We agreed that activity should be assessed in terms of constitutional features, mucocutaneous, central nervous system, musculoskeletal, cardiovascular respiratory, vasculitis, renal, and hematological organs or systems. In some instances, we asked outside experts for help. Original renal criteria were drawn up with the help of J. Stewart Cameron, MD, now emeritus professor of nephrology at Guy’s Hospital of King’s College in London.4 In abiding by the intention to treat principle, we had to agree which particular signs and symptoms in each organ or system, if present, would lead us to treat patients with a significant dose of corticosteroids (more than 25 mg prednisolone per day) with or without additional immunosuppressive drugs. This would then constitute the most “Active” form of disease (in that organ or system) and would be given grade A.
The B grade in each organ or system – in effect, a “Be aware” grade – envisaged a patient with active disease, also carefully defined, who required continuing steroid or immunosuppressive therapy but at a lower level; a C grade in each organ or system would imply “Contentment” meaning low-grade disease activity only, which might require just symptomatic therapy.

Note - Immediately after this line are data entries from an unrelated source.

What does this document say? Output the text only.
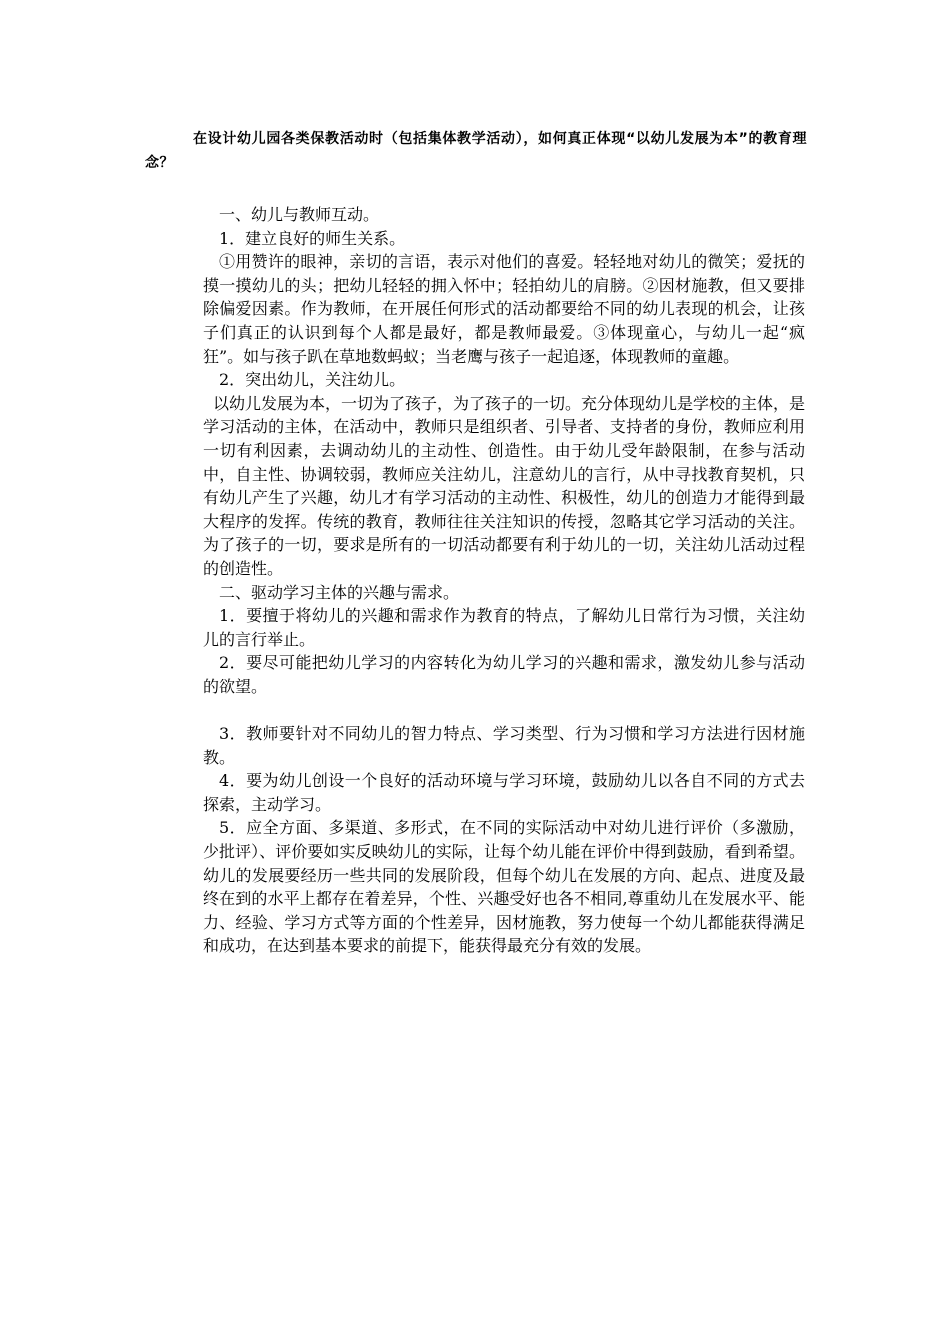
在设计幼儿园各类保教活动时（包括集体教学活动），如何真正体现“以幼儿发展为本”的教育理念？

一、幼儿与教师互动。

1．建立良好的师生关系。

①用赞许的眼神，亲切的言语，表示对他们的喜爱。轻轻地对幼儿的微笑；爱抚的摸一摸幼儿的头；把幼儿轻轻的拥入怀中；轻拍幼儿的肩膀。②因材施教，但又要排除偏爱因素。作为教师，在开展任何形式的活动都要给不同的幼儿表现的机会，让孩子们真正的认识到每个人都是最好，都是教师最爱。③体现童心，与幼儿一起“疯狂”。如与孩子趴在草地数蚂蚁；当老鹰与孩子一起追逐，体现教师的童趣。

2．突出幼儿，关注幼儿。

以幼儿发展为本，一切为了孩子，为了孩子的一切。充分体现幼儿是学校的主体，是学习活动的主体，在活动中，教师只是组织者、引导者、支持者的身份，教师应利用一切有利因素，去调动幼儿的主动性、创造性。由于幼儿受年龄限制，在参与活动中，自主性、协调较弱，教师应关注幼儿，注意幼儿的言行，从中寻找教育契机，只有幼儿产生了兴趣，幼儿才有学习活动的主动性、积极性，幼儿的创造力才能得到最大程序的发挥。传统的教育，教师往往关注知识的传授，忽略其它学习活动的关注。为了孩子的一切，要求是所有的一切活动都要有利于幼儿的一切，关注幼儿活动过程的创造性。

二、驱动学习主体的兴趣与需求。

1．要擅于将幼儿的兴趣和需求作为教育的特点，了解幼儿日常行为习惯，关注幼儿的言行举止。

2．要尽可能把幼儿学习的内容转化为幼儿学习的兴趣和需求，激发幼儿参与活动的欲望。

3．教师要针对不同幼儿的智力特点、学习类型、行为习惯和学习方法进行因材施教。

4．要为幼儿创设一个良好的活动环境与学习环境，鼓励幼儿以各自不同的方式去探索，主动学习。

5．应全方面、多渠道、多形式，在不同的实际活动中对幼儿进行评价（多激励，少批评）、评价要如实反映幼儿的实际，让每个幼儿能在评价中得到鼓励，看到希望。幼儿的发展要经历一些共同的发展阶段，但每个幼儿在发展的方向、起点、进度及最终在到的水平上都存在着差异，个性、兴趣受好也各不相同,尊重幼儿在发展水平、能力、经验、学习方式等方面的个性差异，因材施教，努力使每一个幼儿都能获得满足和成功，在达到基本要求的前提下，能获得最充分有效的发展。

The D grade implied inactivity in the respective organ or system. This was later divided into two grades: D for “Discount,” meaning the disease had once been active in this organ or system but was no longer active, and the E grade implying that the disease had never “Ever” been active in that organ or system.
Test of the System
The system we established provided a testable hypothesis. With a grant from the Arthritis Research Campaign, Dr. Hay visited five different rheumatology units around the United Kingdom to review patient notes to determine whether patients with grade A symptoms or signs were actually treated with the large steroid doses or immunosuppression. We also determined whether Dr. Hay’s assessment of the patients agreed with that of the local physician.

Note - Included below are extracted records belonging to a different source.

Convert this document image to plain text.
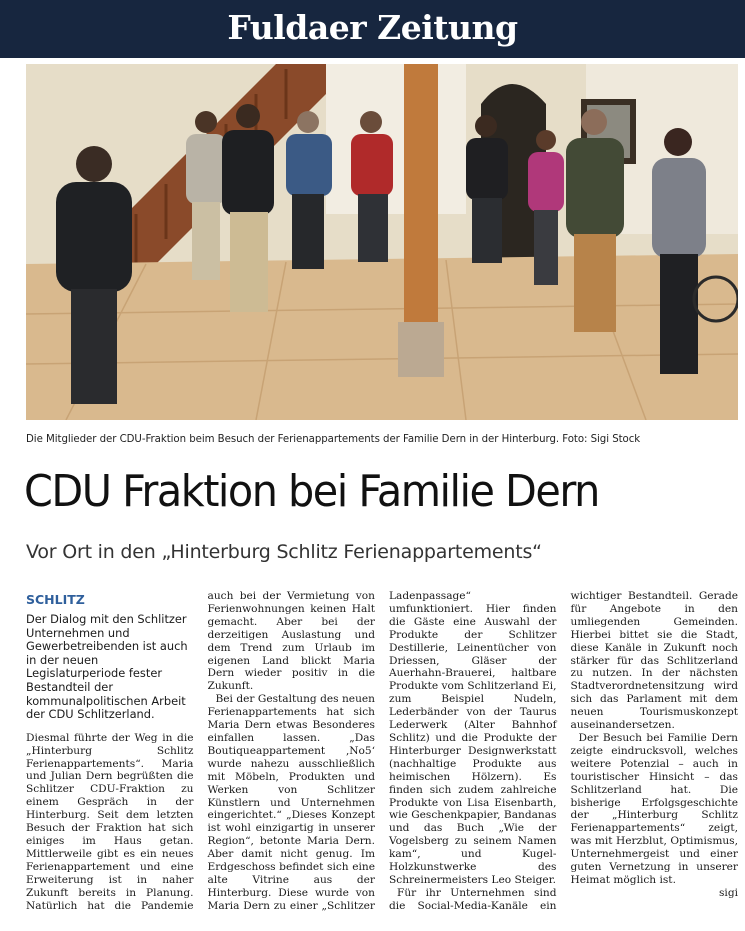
Fuldaer Zeitung
Die Mitglieder der CDU-Fraktion beim Besuch der Ferienappartements der Familie Dern in der Hinterburg. Foto: Sigi Stock
CDU Fraktion bei Familie Dern
Vor Ort in den „Hinterburg Schlitz Ferienappartements“
SCHLITZ

Der Dialog mit den Schlitzer Unternehmen und Gewerbetreibenden ist auch in der neuen Legislaturperiode fester Bestandteil der kommunalpolitischen Arbeit der CDU Schlitzerland.

Diesmal führte der Weg in die „Hinterburg Schlitz Ferienappartements“. Maria und Julian Dern begrüßten die Schlitzer CDU-Fraktion zu einem Gespräch in der Hinterburg. Seit dem letzten Besuch der Fraktion hat sich einiges im Haus getan. Mittlerweile gibt es ein neues Ferienappartement und eine Erweiterung ist in naher Zukunft bereits in Planung. Natürlich hat die Pandemie auch bei der Vermietung von Ferienwohnungen keinen Halt gemacht. Aber bei der derzeitigen Auslastung und dem Trend zum Urlaub im eigenen Land blickt Maria Dern wieder positiv in die Zukunft.

Bei der Gestaltung des neuen Ferienappartements hat sich Maria Dern etwas Besonderes einfallen lassen. „Das Boutiqueappartement ‚No5‘ wurde nahezu ausschließlich mit Möbeln, Produkten und Werken von Schlitzer Künstlern und Unternehmen eingerichtet.“ „Dieses Konzept ist wohl einzigartig in unserer Region“, betonte Maria Dern. Aber damit nicht genug. Im Erdgeschoss befindet sich eine alte Vitrine aus der Hinterburg. Diese wurde von Maria Dern zu einer „Schlitzer Ladenpassage“ umfunktioniert. Hier finden die Gäste eine Auswahl der Produkte der Schlitzer Destillerie, Leinentücher von Driessen, Gläser der Auerhahn-Brauerei, haltbare Produkte vom Schlitzerland Ei, zum Beispiel Nudeln, Lederbänder von der Taurus Lederwerk (Alter Bahnhof Schlitz) und die Produkte der Hinterburger Designwerkstatt (nachhaltige Produkte aus heimischen Hölzern). Es finden sich zudem zahlreiche Produkte von Lisa Eisenbarth, wie Geschenkpapier, Bandanas und das Buch „Wie der Vogelsberg zu seinem Namen kam“, und Kugel-Holzkunstwerke des Schreinermeisters Leo Steiger.

Für ihr Unternehmen sind die Social-Media-Kanäle ein wichtiger Bestandteil. Gerade für Angebote in den umliegenden Gemeinden. Hierbei bittet sie die Stadt, diese Kanäle in Zukunft noch stärker für das Schlitzerland zu nutzen. In der nächsten Stadtverordnetensitzung wird sich das Parlament mit dem neuen Tourismuskonzept auseinandersetzen.

Der Besuch bei Familie Dern zeigte eindrucksvoll, welches weitere Potenzial – auch in touristischer Hinsicht – das Schlitzerland hat. Die bisherige Erfolgsgeschichte der „Hinterburg Schlitz Ferienappartements“ zeigt, was mit Herzblut, Optimismus, Unternehmergeist und einer guten Vernetzung in unserer Heimat möglich ist.

sigi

We were greatly encouraged by the results of Dr. Hay’s study, which showed strong correlations in seven out of eight of the systems.5 Only for the central nervous system was it difficult to obtain satisfactory agreement. By 1986, BILAG felt able to “go public” by presenting a poster at the 1st International Lupus Meeting in Calgary, Alberta. The organizers of this meeting placed this poster (which was defended by myself and Dr. Maddison) next to a poster describing the origins of the SLEDAI (defended by Drs. Urowitz and Gladman). The four of us felt that the issue of disease activity assessment was something that ought to be agreed globally. With the help of a grant from NATO three meetings were held between 1988 and 1991 to explore these indices and Dr. Liang’s SLAM index. Both real and paper patient exercises were undertaken with the support of other interested parties including Gunnar Sturfelt, MD, PhD, and Ola Nived, MD, PhD, both at Lund University in Sweden, and Keneth Kalunian, MD, at the University of California, San Diego.